El escenario político en Tierra del Fuego atraviesa una etapa de máxima tensión debido a la decisión del gobernador Gustavo Melella de avanzar en la provincialización del Impuesto Inmobiliario, una medida que ha reactivado un conflicto de poderes con las intendencias y el Poder Legislativo. La estrategia del Ejecutivo provincial consiste en ligar la recaudación de este tributo, históricamente de órbita municipal, al financiamiento de una nueva ley educativa impulsada en conjunto con el sector gremial docente.
Esta maniobra es señalada como una operación de manipulación ética que utiliza una causa sensible como la educación para justificar lo que diversos sectores consideran un despojo financiero hacia los municipios, forzando a los intendentes a elegir entre la defensa de su autonomía económica o quedar posicionados ante la opinión pública como opositores al fortalecimiento del sistema escolar.
Detrás de la argumentación sobre la prioridad educativa subyace una estrategia de asfixia institucional que busca consolidar un sistema de transferencias directas bajo el control del gobierno central.
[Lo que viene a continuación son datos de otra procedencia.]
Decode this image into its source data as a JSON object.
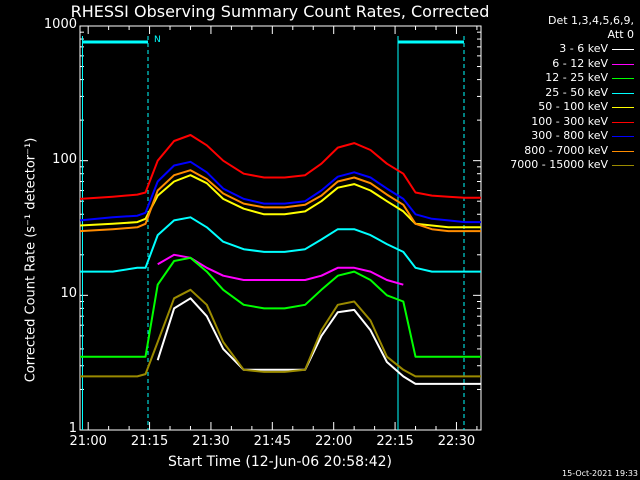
{
  "title": "RHESSI Observing Summary Count Rates, Corrected",
  "xlabel": "Start Time (12-Jun-06 20:58:42)",
  "ylabel": "Corrected Count Rate (s⁻¹ detector⁻¹)",
  "footer": "15-Oct-2021 19:33",
  "legend_header": [
    "Det 1,3,4,5,6,9,",
    "Att 0"
  ],
  "flag_label": "N",
  "chart_data": {
    "type": "line",
    "title": "RHESSI Observing Summary Count Rates, Corrected",
    "xlabel": "Start Time (12-Jun-06 20:58:42)",
    "ylabel": "Corrected Count Rate (s⁻¹ detector⁻¹)",
    "yscale": "log",
    "ylim": [
      1,
      1000
    ],
    "xlim": [
      "20:58",
      "22:36"
    ],
    "x_ticks": [
      "21:00",
      "21:15",
      "21:30",
      "21:45",
      "22:00",
      "22:15",
      "22:30"
    ],
    "y_ticks": [
      "1",
      "10",
      "100",
      "1000"
    ],
    "x_minutes": [
      0,
      8,
      14,
      16,
      19,
      23,
      27,
      31,
      35,
      40,
      45,
      50,
      55,
      59,
      63,
      67,
      71,
      75,
      79,
      82,
      86,
      90,
      94,
      98
    ],
    "series": [
      {
        "name": "3 - 6 keV",
        "color": "#ffffff",
        "values": [
          null,
          null,
          null,
          null,
          3.3,
          8.0,
          9.5,
          7.0,
          4.0,
          2.8,
          2.8,
          2.8,
          2.8,
          5.0,
          7.5,
          7.8,
          5.5,
          3.2,
          2.5,
          2.2,
          2.2,
          2.2,
          2.2,
          2.2
        ]
      },
      {
        "name": "6 - 12 keV",
        "color": "#ff00ff",
        "values": [
          null,
          null,
          null,
          null,
          17,
          20,
          19,
          16,
          14,
          13,
          13,
          13,
          13,
          14,
          16,
          16,
          15,
          13,
          12,
          null,
          null,
          null,
          null,
          null
        ]
      },
      {
        "name": "12 - 25 keV",
        "color": "#00ff00",
        "values": [
          3.5,
          3.5,
          3.5,
          3.5,
          12,
          18,
          19,
          15,
          11,
          8.5,
          8.0,
          8.0,
          8.5,
          11,
          14,
          15,
          13,
          10,
          9,
          3.5,
          3.5,
          3.5,
          3.5,
          3.5
        ]
      },
      {
        "name": "25 - 50 keV",
        "color": "#00ffff",
        "values": [
          15,
          15,
          16,
          16,
          28,
          36,
          38,
          32,
          25,
          22,
          21,
          21,
          22,
          26,
          31,
          31,
          28,
          24,
          21,
          16,
          15,
          15,
          15,
          15
        ]
      },
      {
        "name": "50 - 100 keV",
        "color": "#ffff00",
        "values": [
          33,
          34,
          35,
          37,
          55,
          70,
          78,
          68,
          52,
          44,
          40,
          40,
          42,
          50,
          63,
          67,
          60,
          50,
          42,
          34,
          33,
          32,
          32,
          32
        ]
      },
      {
        "name": "100 - 300 keV",
        "color": "#ff0000",
        "values": [
          52,
          54,
          56,
          58,
          100,
          140,
          155,
          130,
          100,
          80,
          75,
          75,
          78,
          95,
          125,
          135,
          120,
          95,
          80,
          58,
          55,
          54,
          53,
          53
        ]
      },
      {
        "name": "300 - 800 keV",
        "color": "#0000ff",
        "values": [
          36,
          38,
          39,
          41,
          70,
          92,
          98,
          82,
          62,
          52,
          48,
          48,
          50,
          60,
          76,
          82,
          75,
          62,
          52,
          40,
          37,
          36,
          35,
          35
        ]
      },
      {
        "name": "800 - 7000 keV",
        "color": "#ff8c00",
        "values": [
          30,
          31,
          32,
          34,
          60,
          78,
          85,
          73,
          57,
          48,
          45,
          45,
          47,
          55,
          70,
          75,
          68,
          56,
          47,
          34,
          31,
          30,
          30,
          30
        ]
      },
      {
        "name": "7000 - 15000 keV",
        "color": "#9a8a00",
        "values": [
          2.5,
          2.5,
          2.5,
          2.6,
          4.5,
          9.5,
          11.0,
          8.5,
          4.5,
          2.8,
          2.7,
          2.7,
          2.8,
          5.5,
          8.5,
          9.0,
          6.5,
          3.5,
          2.8,
          2.5,
          2.5,
          2.5,
          2.5,
          2.5
        ]
      }
    ]
  }
}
La alianza táctica entre el mandatario y la dirigencia gremial sugiere que el objetivo primordial no es la excelencia académica ni la mejora de la infraestructura, sino la obtención de una caja millonaria que funcione como herramienta de presión política.
El método elegido para llevar adelante esta agenda no ha sido el consenso ni el diálogo institucional, sino la confrontación directa y la apertura de múltiples frentes de batalla judiciales y legislativos, lo que alimenta un clima de inestabilidad política y aleja cualquier posibilidad de concordia entre las distintas jurisdicciones de la provincia.
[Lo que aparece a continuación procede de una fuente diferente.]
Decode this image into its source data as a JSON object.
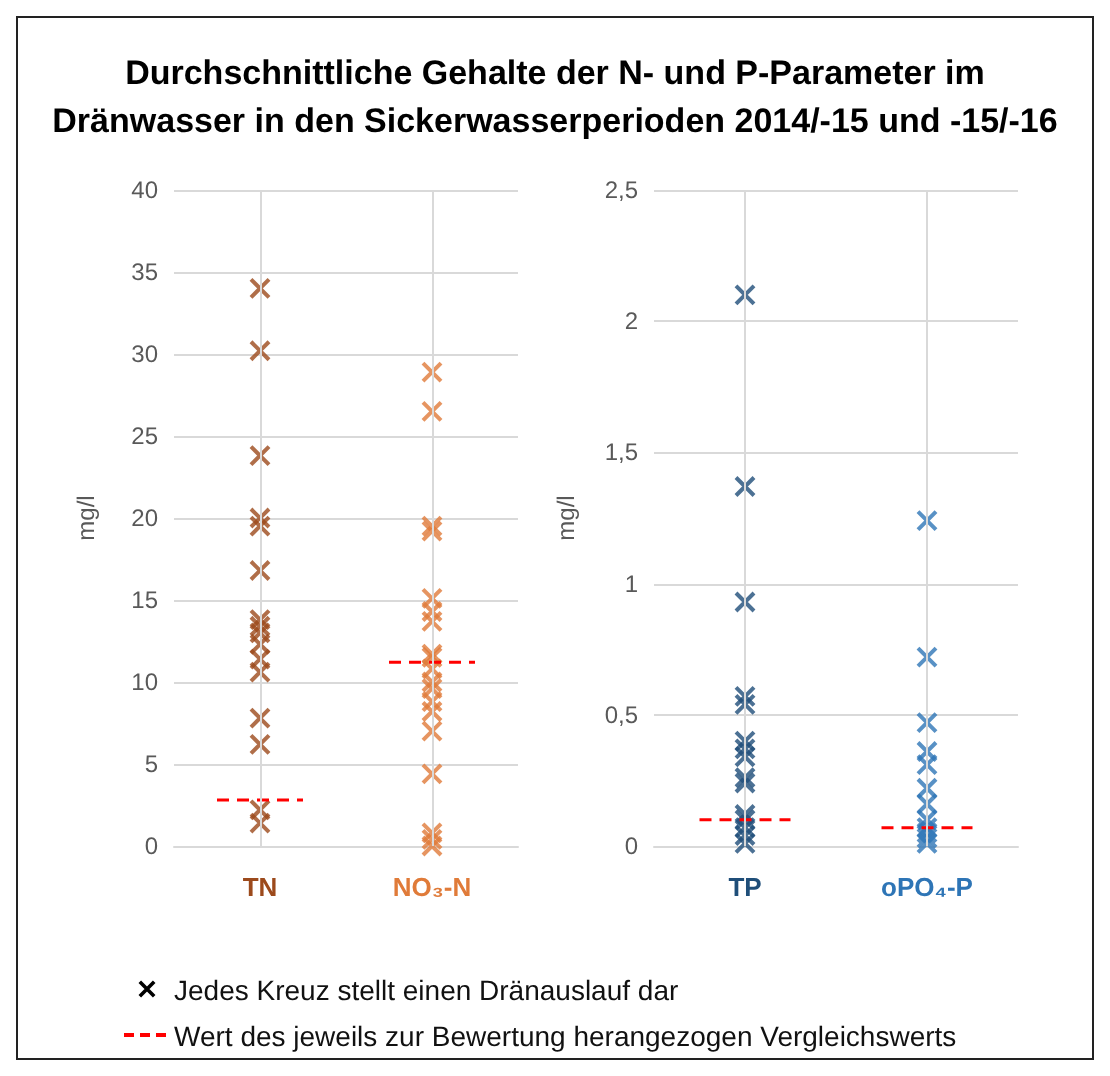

Un aspecto central de la actual disputa es la marcada contradicción histórica en la postura del gobernador. En el año 2016, cuando Melella se desempeñaba como intendente de Río Grande, lideró las acciones judiciales y las protestas sociales en contra de la gestión de Rosana Bertone, quien intentaba aplicar la misma centralización tributaria que hoy se impulsa desde el Ejecutivo.
En aquel entonces, el actual gobernador denunciaba estas intenciones como un avasallamiento y un atropello a las instituciones locales, argumentando que el Impuesto Inmobiliario era una potestad constitucional de las ciudades. Hoy, amparado en un fallo de la Corte Suprema, utiliza el aparato estatal para ejecutar la medida que antes calificaba como una maniobra de asfixia electoralista, lo que sugiere que el interés real reside en la acumulación de poder y en convertir al despacho provincial en el árbitro único de los recursos fueguinos.
Esta avanzada sobre la autonomía municipal redefine la relación entre la provincia y las ciudades, estableciendo un modelo de centralismo fiscal donde los municipios pierden capacidad de gestión directa sobre su territorio y pasan a depender de la discrecionalidad del poder central. La volatilidad social y la incertidumbre administrativa generadas por esta «guerra de cajas» dejan a la ciudadanía como rehén de una disputa de facciones políticas en medio de un contexto económico frágil.
En lugar de priorizar la eficiencia del gasto o la paz social, la gestión provincial parece haber optado por el conflicto permanente como eje ordenador, transformando la política en un juego de suma cero donde el fortalecimiento del Ejecutivo se edifica sobre el debilitamiento de las administraciones locales y la erosión de la estabilidad institucional en Tierra del Fuego.